Fellini riprende contatto con i produttori francesi (metà del racconto della Betti riguarda le interminabili rotture e riappacificazioni di Fellini con Dino De Laurentiis, sempre a proposito del favoloso Mastorna, ma qui non ho lo spazio per riassumerlo), scopre che i diritti sul racconto di Zapponi sono già stati acquistati da un altro regista italiano, propone allora un secondo racconto di Zapponi, "L'autista", viene respinto dai francesi che gli dicono di essere disposti soltanto ad accettare un episodio di Poe, finalmente Fellini capitola e, dice la Betti «si orienta con una sorta di provocazione verso un Poe che è tra i più tenebrosi e convenzionali: il racconto che prende di mira si chiama "Un seppellimento prematuro", e lo stravolge subito in una farsa sanguigna alla quale presta, però, tutto il peso della sua immaginazione».
Neppure questa proposta va a buon fine, ed allora Fellini riprende di nuovo "Non scommettete la testa col diavolo". La proposta viene accettata, Fellini si mette al lavoro sulla sceneggiatura (col risultato, come dice ancora Liliana Betti, che «dopo due mesi di ipotesi, dubbi, scelte subito rinnegate e poi riconfermate... ricerche incontentabili, a volte divertenti, spesso litigiose, del racconto del caro Edgar Allan Poe non è rimasto che un titolo, un ponte, una scommessa, soverchiante».
A questo punto comincia la fase finale, affannosa come al solito: tutto l'episodio è stato pensato da Fellini in funzione di Peter O' Toole protagonista: dopo prove, contatti e trattative d'ogni genere, il protagonista prescelto (s'era pensato anche a Richard Burton, a Marlon Brando) è Terence Stamp.
Due giorni prima dell'inizio delle riprese Fellini riceve una telefonata di De Laurentiis che offre a Fellini un film, che nessuno avrebbe mai pensato si potesse offrire a Fellini: Waterloo.
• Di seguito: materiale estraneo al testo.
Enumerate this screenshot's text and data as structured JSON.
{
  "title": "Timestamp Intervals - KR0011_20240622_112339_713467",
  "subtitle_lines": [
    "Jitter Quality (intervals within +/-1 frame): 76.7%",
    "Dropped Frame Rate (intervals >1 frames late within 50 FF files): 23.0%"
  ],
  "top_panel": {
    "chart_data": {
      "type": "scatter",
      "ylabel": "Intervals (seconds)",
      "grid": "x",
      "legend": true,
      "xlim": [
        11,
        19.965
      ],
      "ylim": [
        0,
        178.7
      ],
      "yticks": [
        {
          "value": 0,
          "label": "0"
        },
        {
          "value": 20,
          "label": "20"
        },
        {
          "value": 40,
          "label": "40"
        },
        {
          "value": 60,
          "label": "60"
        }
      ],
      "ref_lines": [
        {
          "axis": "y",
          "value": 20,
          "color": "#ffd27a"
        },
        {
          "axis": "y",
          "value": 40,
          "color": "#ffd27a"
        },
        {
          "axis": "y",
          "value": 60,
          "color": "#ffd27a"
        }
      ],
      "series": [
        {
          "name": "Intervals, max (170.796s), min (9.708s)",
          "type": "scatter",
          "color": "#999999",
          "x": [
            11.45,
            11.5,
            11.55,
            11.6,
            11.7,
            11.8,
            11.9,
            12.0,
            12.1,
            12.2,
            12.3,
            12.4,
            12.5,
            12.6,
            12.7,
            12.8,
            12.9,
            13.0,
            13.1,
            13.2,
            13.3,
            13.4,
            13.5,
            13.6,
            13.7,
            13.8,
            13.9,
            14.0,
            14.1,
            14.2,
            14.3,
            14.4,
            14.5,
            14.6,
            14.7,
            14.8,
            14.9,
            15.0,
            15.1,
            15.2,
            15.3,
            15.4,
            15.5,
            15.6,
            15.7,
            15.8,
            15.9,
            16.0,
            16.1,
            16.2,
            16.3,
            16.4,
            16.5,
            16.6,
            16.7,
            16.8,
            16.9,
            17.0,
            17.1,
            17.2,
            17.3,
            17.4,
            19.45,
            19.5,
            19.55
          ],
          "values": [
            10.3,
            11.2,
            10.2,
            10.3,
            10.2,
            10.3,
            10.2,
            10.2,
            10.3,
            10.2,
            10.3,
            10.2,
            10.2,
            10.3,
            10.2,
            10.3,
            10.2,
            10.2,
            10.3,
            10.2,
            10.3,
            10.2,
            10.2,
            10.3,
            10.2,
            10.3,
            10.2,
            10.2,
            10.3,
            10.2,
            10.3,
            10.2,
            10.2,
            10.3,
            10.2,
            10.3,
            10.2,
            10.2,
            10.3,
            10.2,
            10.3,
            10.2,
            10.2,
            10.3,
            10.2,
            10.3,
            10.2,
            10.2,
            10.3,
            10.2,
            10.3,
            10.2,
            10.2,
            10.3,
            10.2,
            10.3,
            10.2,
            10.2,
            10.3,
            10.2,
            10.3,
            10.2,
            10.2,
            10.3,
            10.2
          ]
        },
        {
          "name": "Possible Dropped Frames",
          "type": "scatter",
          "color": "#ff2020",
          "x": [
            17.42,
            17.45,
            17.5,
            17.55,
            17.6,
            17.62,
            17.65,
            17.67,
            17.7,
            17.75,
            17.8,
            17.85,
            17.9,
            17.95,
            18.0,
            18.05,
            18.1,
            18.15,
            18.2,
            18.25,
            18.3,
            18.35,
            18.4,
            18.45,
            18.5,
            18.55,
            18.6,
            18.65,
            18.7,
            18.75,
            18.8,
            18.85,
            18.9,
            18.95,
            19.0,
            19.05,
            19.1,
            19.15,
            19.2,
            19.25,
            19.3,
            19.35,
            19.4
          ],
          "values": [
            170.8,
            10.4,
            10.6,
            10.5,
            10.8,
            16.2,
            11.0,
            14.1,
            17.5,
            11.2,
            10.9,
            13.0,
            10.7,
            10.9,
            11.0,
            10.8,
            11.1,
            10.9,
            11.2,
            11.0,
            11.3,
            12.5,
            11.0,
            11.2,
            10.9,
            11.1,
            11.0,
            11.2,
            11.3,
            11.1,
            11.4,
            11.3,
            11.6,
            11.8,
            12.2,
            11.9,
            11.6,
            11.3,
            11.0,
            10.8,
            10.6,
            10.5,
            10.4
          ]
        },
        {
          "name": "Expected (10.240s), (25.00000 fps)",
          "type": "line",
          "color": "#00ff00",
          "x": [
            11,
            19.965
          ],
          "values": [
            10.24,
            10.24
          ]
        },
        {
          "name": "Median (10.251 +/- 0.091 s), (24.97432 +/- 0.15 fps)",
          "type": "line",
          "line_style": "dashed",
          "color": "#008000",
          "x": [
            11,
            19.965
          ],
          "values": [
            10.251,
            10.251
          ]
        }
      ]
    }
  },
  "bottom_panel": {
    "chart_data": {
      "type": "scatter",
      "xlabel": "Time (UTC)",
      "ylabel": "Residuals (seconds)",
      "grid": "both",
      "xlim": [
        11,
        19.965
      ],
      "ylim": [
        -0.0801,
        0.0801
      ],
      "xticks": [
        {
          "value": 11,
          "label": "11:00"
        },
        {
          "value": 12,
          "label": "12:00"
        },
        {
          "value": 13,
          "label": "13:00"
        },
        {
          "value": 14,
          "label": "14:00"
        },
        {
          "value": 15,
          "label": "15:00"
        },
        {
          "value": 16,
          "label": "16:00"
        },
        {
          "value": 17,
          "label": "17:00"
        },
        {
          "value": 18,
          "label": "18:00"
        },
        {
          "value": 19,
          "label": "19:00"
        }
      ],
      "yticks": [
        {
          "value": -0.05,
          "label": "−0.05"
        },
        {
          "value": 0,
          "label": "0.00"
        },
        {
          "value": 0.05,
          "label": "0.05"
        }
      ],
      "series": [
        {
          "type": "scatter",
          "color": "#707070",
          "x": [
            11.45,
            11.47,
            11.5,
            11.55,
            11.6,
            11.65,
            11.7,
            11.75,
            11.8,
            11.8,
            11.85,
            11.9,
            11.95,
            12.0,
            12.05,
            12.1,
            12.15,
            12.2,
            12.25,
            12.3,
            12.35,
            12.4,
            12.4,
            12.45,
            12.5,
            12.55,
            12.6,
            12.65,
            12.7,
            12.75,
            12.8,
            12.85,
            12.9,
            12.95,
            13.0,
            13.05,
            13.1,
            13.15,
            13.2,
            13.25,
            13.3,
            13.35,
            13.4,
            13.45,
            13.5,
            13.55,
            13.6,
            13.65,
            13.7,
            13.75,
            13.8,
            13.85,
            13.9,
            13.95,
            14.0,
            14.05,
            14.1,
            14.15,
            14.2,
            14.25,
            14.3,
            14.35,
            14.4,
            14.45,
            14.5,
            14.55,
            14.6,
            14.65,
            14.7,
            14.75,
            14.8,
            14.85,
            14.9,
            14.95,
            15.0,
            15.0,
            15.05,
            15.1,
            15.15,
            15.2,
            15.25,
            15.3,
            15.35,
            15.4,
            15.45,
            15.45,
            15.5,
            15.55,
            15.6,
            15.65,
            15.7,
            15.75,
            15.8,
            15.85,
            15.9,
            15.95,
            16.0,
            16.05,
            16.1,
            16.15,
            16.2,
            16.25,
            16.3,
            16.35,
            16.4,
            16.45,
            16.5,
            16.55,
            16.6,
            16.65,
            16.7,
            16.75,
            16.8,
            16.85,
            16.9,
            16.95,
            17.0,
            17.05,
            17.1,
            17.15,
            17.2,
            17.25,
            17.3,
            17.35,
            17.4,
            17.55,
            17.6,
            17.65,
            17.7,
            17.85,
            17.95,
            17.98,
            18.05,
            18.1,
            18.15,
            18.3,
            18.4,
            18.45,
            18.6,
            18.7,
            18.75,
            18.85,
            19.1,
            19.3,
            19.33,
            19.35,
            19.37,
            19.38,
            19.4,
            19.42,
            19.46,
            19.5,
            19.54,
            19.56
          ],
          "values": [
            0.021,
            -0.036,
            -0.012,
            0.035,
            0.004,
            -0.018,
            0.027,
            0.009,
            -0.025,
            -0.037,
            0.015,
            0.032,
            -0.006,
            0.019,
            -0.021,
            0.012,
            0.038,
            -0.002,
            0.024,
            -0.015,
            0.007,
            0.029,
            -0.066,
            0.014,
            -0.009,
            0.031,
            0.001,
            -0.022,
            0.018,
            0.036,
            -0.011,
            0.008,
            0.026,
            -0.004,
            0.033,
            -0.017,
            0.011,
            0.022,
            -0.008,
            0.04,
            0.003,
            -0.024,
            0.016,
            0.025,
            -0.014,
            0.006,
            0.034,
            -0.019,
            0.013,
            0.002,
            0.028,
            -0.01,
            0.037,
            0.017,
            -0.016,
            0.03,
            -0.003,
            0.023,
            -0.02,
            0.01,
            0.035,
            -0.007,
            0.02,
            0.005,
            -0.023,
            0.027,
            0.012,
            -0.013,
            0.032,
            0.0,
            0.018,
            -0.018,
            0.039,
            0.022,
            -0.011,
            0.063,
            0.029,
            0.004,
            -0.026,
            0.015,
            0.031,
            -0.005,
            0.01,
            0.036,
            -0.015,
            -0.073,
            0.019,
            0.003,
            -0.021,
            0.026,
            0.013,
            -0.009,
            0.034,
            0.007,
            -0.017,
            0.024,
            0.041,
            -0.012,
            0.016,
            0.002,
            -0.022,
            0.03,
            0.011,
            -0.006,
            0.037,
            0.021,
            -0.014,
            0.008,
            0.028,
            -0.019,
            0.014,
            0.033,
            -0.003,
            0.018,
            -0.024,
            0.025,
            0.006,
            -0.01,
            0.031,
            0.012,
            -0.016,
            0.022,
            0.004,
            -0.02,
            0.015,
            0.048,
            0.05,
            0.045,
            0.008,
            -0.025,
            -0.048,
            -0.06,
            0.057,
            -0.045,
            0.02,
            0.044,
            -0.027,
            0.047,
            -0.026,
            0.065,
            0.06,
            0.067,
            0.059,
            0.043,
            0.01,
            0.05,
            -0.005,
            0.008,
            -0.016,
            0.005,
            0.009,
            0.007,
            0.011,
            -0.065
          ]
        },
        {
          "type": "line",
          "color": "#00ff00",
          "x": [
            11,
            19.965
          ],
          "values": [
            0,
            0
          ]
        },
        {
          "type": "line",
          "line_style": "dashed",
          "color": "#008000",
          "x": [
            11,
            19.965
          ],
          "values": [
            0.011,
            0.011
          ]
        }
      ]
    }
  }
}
Il regista è sbalordito e affascinato e conquistato, ma ovviamente non accetta. Inizia a girare. Le riprese durano 26 giorni. La Betti racconta che a lavorazione terminata, mentre il film è quasi montato, Fellini, a cena con Nino Rota, si entusiasma parlando di Poe e gli confessa di aver letto per la prima volta, "Non scommettete la testa col diavolo" la sera prima. (c.g.f.)
(da “I film di Federico Fellini” di C.G.Fava, ed. Gremese)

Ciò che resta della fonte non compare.